Visiting Faculty at San Francisco Art Institute Vote by 78% to Form a Union with SEIU Local 1021

Keith Boadwee, John Priola and Christian Nagler, all visiting faculty at SFAI, attended the vote count at the NLRB in San Francisco on Friday, May 30.

Keith Boadwee, John Priola and Christian Nagler, all visiting faculty at SFAI, attended the vote count at the NLRB in San Francisco on Friday, May 30.

Two weeks after Mills College, SFAI’s “visiting faculty,” as the school calls them, are the latest group of adjunct professors to join SEIU through the nationwide Adjunct Action campaign.


At San Francisco Art Institute, a well-known and respected private nonprofit arts college—where students pay almost $40,000 a year in tuition alone—roughly 78% of the faculty (about 200 teachers) are essentially part-time temp workers.

They have no job security from semester to semester. They are paid by the course, often earning less than $30,000 a year with no benefits even teaching several classes, despite having advanced degrees, exemplary performance and evaluations and years of teaching experience. Classes may be added or cancelled at the last minute, leaving them in a financial lurch and creating constant instability. The school calls them “visiting faculty,” no matter how long they have been teaching there—prompting jokes such as “visiting for life,” or “I have been visiting for 17 years.”

“We want an end to a climate of fear that resonates even where we gather online. We want the security to do the work on which SFAI depends whether it admits it or not. We want the standing to communicate our knowledge of the needs and problems of the institution to which we are devoted without fear of reprisal. SFAI will benefit from an organized and empowered cohort of adjunct teachers,” says Dale Carrico, a professor of critical thinking at SFAI.

Visiting faculty have now taken a stand. They have voted by 78% (124 to 35) to form a union through SEIU Local 1021—despite an aggressive anti-union campaign by their administration, under the leadership of President Charles Desmarais, who simultaneously sang the praises of his father, a Teamsters shop steward, while warning his faculty that a union in a small art college would disrupt their “close-knit artistic community.” Visiting faculty have decisively repudiated that argument.

Adjunct faculty at Mills College in Oakland also voted by a 78% margin to form a union with SEIU Local 1021 on May 14. The following day, adjuncts at Northeastern University in Boston voted to form a union with SEIU. They join over 20,000 adjuncts nationwide who have now unionized with SEIU through the Adjunct Action campaign.

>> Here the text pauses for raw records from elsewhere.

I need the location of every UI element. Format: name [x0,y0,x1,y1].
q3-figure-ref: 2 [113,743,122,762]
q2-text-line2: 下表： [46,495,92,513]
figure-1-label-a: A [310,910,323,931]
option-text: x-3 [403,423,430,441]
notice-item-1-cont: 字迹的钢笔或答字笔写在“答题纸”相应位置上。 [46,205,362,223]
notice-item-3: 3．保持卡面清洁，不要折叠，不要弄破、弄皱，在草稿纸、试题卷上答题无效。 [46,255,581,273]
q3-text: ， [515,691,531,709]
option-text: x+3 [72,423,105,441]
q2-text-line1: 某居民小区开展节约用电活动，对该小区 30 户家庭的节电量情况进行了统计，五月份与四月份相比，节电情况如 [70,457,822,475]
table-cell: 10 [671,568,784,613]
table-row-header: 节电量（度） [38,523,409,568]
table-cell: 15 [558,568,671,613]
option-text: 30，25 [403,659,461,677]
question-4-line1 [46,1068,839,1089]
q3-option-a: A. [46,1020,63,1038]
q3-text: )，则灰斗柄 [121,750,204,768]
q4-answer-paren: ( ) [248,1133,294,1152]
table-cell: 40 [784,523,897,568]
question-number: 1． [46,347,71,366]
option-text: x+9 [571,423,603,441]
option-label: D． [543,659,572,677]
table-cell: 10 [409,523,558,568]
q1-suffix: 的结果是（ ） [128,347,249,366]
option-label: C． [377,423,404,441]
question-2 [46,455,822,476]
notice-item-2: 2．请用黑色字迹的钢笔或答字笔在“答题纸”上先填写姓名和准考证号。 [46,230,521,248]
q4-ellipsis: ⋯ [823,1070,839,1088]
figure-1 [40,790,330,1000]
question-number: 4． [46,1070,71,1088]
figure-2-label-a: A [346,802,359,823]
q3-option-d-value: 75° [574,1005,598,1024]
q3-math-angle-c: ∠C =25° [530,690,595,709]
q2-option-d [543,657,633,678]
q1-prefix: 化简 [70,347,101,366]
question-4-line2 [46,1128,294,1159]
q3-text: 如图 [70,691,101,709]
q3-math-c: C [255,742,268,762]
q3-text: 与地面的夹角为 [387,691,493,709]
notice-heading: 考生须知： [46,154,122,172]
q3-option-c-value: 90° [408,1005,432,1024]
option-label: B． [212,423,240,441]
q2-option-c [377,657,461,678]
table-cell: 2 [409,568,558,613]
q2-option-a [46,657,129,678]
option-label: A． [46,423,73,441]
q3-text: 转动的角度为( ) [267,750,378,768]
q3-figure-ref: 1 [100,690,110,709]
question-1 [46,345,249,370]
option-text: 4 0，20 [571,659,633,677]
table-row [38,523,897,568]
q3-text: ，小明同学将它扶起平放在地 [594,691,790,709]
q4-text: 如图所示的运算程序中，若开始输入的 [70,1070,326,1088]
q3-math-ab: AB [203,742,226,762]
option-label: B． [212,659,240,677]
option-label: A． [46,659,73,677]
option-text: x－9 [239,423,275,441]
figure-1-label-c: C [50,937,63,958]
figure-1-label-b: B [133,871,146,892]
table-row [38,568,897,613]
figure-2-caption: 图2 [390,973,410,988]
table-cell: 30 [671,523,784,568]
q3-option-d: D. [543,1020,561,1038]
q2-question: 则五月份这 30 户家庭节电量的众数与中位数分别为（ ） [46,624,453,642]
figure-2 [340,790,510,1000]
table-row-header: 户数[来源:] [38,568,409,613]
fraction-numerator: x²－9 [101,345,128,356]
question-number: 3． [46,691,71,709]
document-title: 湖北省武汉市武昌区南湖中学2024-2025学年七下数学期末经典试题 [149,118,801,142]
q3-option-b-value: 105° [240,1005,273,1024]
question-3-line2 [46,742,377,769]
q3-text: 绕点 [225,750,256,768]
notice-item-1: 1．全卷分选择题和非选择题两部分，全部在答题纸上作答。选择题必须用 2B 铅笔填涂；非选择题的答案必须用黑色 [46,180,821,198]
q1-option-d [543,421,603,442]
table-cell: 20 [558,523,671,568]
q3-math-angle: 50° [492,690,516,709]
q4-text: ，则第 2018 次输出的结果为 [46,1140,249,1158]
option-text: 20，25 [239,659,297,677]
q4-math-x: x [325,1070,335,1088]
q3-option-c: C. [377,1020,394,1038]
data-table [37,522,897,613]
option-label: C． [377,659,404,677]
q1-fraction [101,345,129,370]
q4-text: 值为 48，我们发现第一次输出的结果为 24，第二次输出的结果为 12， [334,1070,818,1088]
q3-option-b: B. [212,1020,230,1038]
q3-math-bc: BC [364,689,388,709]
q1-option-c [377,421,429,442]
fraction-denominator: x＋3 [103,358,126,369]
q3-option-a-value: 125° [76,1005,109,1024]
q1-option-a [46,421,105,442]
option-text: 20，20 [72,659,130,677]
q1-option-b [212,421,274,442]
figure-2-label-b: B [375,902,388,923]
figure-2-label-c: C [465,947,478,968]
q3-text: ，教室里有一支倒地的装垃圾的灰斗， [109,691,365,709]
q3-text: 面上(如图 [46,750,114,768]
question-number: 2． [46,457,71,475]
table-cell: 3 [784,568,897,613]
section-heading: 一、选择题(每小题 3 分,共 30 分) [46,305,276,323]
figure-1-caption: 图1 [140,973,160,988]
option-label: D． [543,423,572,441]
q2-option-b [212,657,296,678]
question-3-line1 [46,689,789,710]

Just a few decades ago, adjuncts constituted a minority of faculty, and were most often professionals who did not consider teaching their career. However, now over 50% of faculty nationwide are contingent, and about 75% in the Bay Area, even as tuition skyrockets and student debt becomes more and more unmanageable. As universities are increasingly run like corporations, trying to bring in more money with ever lower labor costs, the teachers educating students increasingly feel the need to take a stand to improve not only their own quality of life, but also the quality of the education their students are paying for so dearly.